Making a girl with a valgus condition wear shoes that support her ankles can be a little harder, from a fashion point of view, says Anca Manea, mother of ­3-year-old Mara.

Since she started walking, Mara has preferred to do so on her tiptoes. A visit to a ­paediatric ­orthopaedic doctor and a few X-rays found nothing wrong with her hip alignment. Manea was told everything was normal and her daughter would grow out of it.

“That made no sense to me – she was only getting worse,” says Manea, who lives in Abu Dhabi.

“Then I noticed there was something wrong with her knees and they were going inward, and I couldn’t get her to straighten her legs out properly.”

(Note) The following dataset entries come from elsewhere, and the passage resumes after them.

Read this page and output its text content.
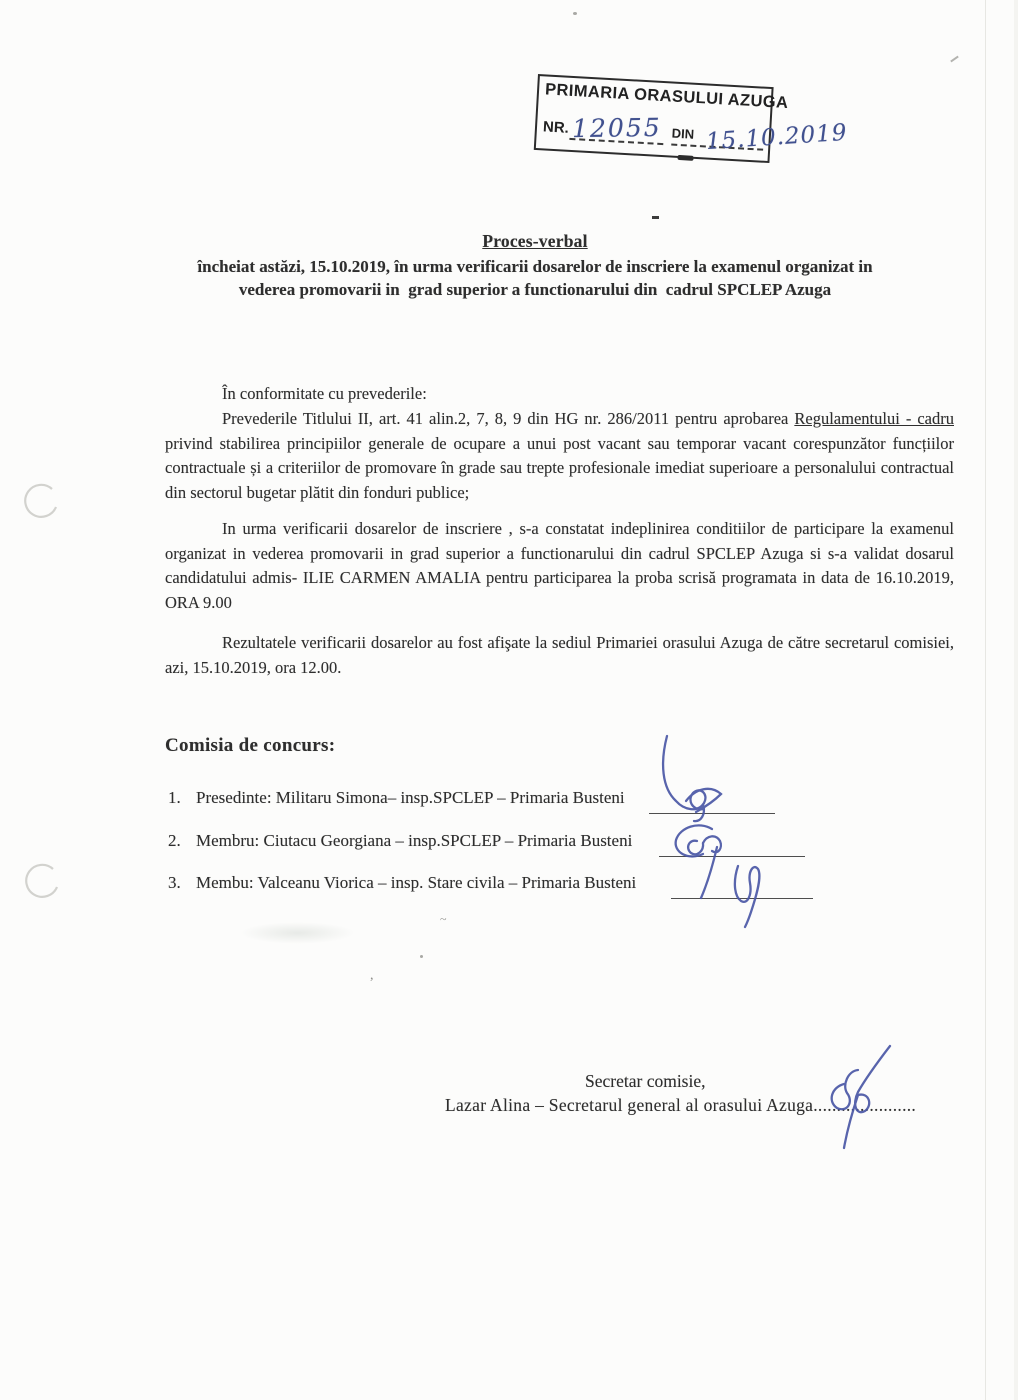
PRIMARIA ORASULUI AZUGA
NR. 12055 DIN 15.10.2019
Proces-verbal
încheiat astăzi, 15.10.2019, în urma verificarii dosarelor de inscriere la examenul organizat in
vederea promovarii in  grad superior a functionarului din  cadrul SPCLEP Azuga
În conformitate cu prevederile:
Prevederile Titlului II, art. 41 alin.2, 7, 8, 9 din HG nr. 286/2011 pentru aprobarea Regulamentului - cadru privind stabilirea principiilor generale de ocupare a unui post vacant sau temporar vacant corespunzător funcțiilor contractuale și a criteriilor de promovare în grade sau trepte profesionale imediat superioare a personalului contractual din sectorul bugetar plătit din fonduri publice;
In urma verificarii dosarelor de inscriere , s-a constatat indeplinirea conditiilor de participare la examenul organizat in vederea promovarii in grad superior a functionarului din cadrul SPCLEP Azuga si s-a validat dosarul candidatului admis- ILIE CARMEN AMALIA pentru participarea la proba scrisă programata in data de 16.10.2019, ORA 9.00
Rezultatele verificarii dosarelor au fost afişate la sediul Primariei orasului Azuga de către secretarul comisiei, azi, 15.10.2019, ora 12.00.
Comisia de concurs:
1. Presedinte: Militaru Simona– insp.SPCLEP – Primaria Busteni
2. Membru: Ciutacu Georgiana – insp.SPCLEP – Primaria Busteni
3. Membu: Valceanu Viorica – insp. Stare civila – Primaria Busteni
Secretar comisie,
Lazar Alina – Secretarul general al orasului Azuga......................
,
~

She said she had always dressed Mara in cute sandals.

“The climate is hot, and I want her to be comfortable – plus it’s fun to find fancy, cute, bling sandals for little girls. She never wears proper closed shoes here like she would if we were back home in Spain,” says Manea, who is Romanian but married to a Spaniard.

When Mara received her insoles and began wearing high-tops that supported her ankles, Manea noticed an immediate improvement.

“We tell her she has to wear the good shoes so she can grow up to have nice legs like mummy,” she says.

The danger of missing a valgus deformity, or not catching it early, by the age of 4, is that there is a chance it will be too late to fix it.

“I have a 95 per cent rate of fixing the feet when I catch it early,” Stöbel says. “The older they are, the harder it is to fix. We have until puberty, so age 11 or 12, as our last chance to fix it – but after that, kids’ feet start growing like mushrooms.”

Missing a diagnosis means that later in life, adults with a valgus deformity will have ankle-joint problems, as well as issues with their hips and knees. Stöbel is also concerned about the high rates of obesity in the UAE.

“Just get your child checked early on, like you would check everything else,” he says. “It makes sense.”